И как прекрасна жизнь была

Под сенью храма!),

Насилуют твою сестру,

Детей твоих ведут к костру

Твои собаки лижут труп,

Забравшись в яму.

О, Иудея, вечен крик

От дней ушедших до моих,

Сквозь годы он ко мне проник

И жжёт ночами.

Распяты жители твои,

Давно закончились бои,

Лишь на камнях луна стоит

В сожжённом храме...

Рассеяны по свету вмиг,

Кто бился на стенах твоих,

Века мелькнули, ветер стих

Над старой крышей,

Но твой запал неукротим,

Как в пору тех седых годин,

И вышло так, что я один

Из тех, кто выжил.

***

Я, перешедши через мост, назад не брошу взгляда,

И под ногами зашуршат другие берега.

В том мало радости, но всё ж печалиться не надо –

Здесь те же звёзды, у луны – такие же рога.

Там за мостом осталось то, что я забыть не в силах,

Но также нету сил назад ещё раз посмотреть.

Я пуповину перегрыз, которая кормила,

И постарался всё спалить то, что могло гореть.

А за мостом лежит земля, простая и святая,

Весь день гортанная толпа под окнами кричит,

Остатки выщербленных плит песками заметает,

И солнце сыплет с высоты лохматые лучи.

Душе простор необходим, ей не важны границы,

Её решёткой оградить усилия пусты.

Ерушалаим и Москва, две древние столицы,

В душе вмещаются моей, бессмертны и чисты.

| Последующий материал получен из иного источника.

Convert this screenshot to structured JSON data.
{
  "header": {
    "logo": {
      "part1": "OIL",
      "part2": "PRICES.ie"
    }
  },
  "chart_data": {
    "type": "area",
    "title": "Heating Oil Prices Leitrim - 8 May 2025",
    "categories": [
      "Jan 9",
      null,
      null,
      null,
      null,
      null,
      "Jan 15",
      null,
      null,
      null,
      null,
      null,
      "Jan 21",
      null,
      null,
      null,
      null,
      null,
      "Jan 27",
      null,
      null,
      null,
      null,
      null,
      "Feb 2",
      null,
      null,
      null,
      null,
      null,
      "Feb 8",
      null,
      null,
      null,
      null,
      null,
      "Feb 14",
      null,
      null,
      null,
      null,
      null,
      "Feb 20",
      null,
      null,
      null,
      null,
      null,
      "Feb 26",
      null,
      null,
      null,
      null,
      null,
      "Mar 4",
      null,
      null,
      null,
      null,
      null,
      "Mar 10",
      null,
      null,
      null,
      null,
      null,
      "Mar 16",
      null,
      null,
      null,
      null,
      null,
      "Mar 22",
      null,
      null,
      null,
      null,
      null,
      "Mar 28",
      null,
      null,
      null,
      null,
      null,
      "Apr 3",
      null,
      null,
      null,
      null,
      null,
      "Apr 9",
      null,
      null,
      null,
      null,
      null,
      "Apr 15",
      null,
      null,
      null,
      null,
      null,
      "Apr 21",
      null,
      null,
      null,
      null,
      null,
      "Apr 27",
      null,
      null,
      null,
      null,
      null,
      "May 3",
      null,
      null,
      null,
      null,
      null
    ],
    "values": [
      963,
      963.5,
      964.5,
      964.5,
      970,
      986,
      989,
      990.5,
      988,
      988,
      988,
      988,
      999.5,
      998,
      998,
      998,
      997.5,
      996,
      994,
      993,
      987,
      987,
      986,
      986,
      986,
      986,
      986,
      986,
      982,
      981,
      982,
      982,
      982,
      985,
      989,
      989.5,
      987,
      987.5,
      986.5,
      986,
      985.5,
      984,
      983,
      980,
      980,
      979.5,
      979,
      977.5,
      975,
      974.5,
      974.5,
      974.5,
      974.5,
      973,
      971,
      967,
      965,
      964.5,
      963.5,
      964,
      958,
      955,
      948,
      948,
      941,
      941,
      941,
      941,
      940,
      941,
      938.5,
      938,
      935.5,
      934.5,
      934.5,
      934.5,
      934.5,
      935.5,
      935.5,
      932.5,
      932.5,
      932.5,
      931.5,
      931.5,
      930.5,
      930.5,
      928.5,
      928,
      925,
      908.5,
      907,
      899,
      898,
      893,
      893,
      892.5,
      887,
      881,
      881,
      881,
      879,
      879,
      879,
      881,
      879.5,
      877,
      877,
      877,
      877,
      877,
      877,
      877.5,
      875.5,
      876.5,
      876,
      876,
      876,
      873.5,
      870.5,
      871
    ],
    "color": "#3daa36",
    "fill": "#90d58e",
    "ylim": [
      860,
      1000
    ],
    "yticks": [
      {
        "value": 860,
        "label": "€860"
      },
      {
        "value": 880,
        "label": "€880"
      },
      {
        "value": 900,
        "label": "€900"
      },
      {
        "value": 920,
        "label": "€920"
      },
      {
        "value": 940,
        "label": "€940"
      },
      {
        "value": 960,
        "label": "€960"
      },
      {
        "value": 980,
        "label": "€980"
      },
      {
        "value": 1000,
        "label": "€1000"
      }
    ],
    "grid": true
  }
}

Мне приходилось много лгать по всяческим причинам,

И против воли усмирять начавшийся разбег,

Но на другой земле содрал я с кровью ту личину,

И на мосту мои следы впечатаны навек.

Теперь душа без скорлупы, её легко поранить,

Неосторожные слова опаснее, чем нож.

Она дрожит, обнажена, среди обид и брани,

Мне не даёт спокойно жить её больная дрожь.

Моя душа, зверёныш мой, нам надо так немного –

Покой и нежность тихих слов, прохладная ладонь...

Нас через долгие года вела сюда дорога.

Отбросим посох. Мы пришли. Зажжём в печи огонь.

ПРОРОЧЕСТВО

Над мельтешащей толпой

Голос возвышу размеренный –

Мир ваш, с рожденья потерянный,

Сгинет под снежной крупой.

Истинно вам говорю –

Всё это будет разрушено,

Втоптано, смято, задушено,

И не увидит зарю.

Рушатся грани стиха...

Боже, всё это припомни нам!

Стала в момент переполнена

Чаша людского греха.

Всё потеряли в пути,

Всё разбросали в беспечности,

Думая о бесконечности,

И трепыхаясь в сети.

Вижу, как падает лес,

Звук навсегда птичьей трели стих...

Улиц дуплистые челюсти

Сжаты на горле небес.

Вижу сквозь времени лёд –

Вязкой раскисшей дорогою

Счастье мое длинноногое

В грязной колонне бредёт.

Звёзды, сигналя в надир

Шалью сполоха холодного,

Взглядом ребёнка голодного

Смотрят на гибнущий мир.

Бросив дом с памятью лет

Под проседающей кровлею,

Дверь за собою закрою я,

Тщательно выключив свет.

ДОМ

Только снесли мой дом – небо вмиг опустело,

И не маячит в мареве серый тот силуэт.

И никому совсем нет никакого дела,

Что оскуденье памяти – худшая из примет.

Ветер несёт сквозь пыль скрип половиц в прихожей,

Вывезен хлам руин, но звук бесплотный жив,

И головная боль и холодок по коже

В тихий скупой рассвет, медленный, как прилив.

Где-то здесь во дворе ровно росла беседка,

Рядом гремела вечером рапсодия домино,

А иногда дрались, правда, отметим, редко,

Чаще толпой ходили с книжками и в кино.

Пыльное лето шло, сменяясь дождём и снегом,

Жаром от батарей грелся унылый быт.

И, начитавшись Купера, грезили мы побегом,

Кое-кто убежал, а после рыдал навзрыд.

Фабрики и дома, ребята из ремеслухи,

Пряжка-свинец и клёш, акация и сирень,

Смятый мундштук, "Прибой", песни и слухи, слухи,

И в ноябре и мае флагов косая тень.

Двери пинком открыв, я убежал оттуда,

Я поменял навеки город, страну, судьбу.

И развалился дом мой – треснувшая посуда,

Где мы варились круто, до синяков на лбу.

То не залить водой и не очистить пламенем –

Горестный и отчаяный выход из тупика,

Кто-то стоит во тьме в старом платочке мамином,

И мне сквозь годы машет, машет чья-то рука.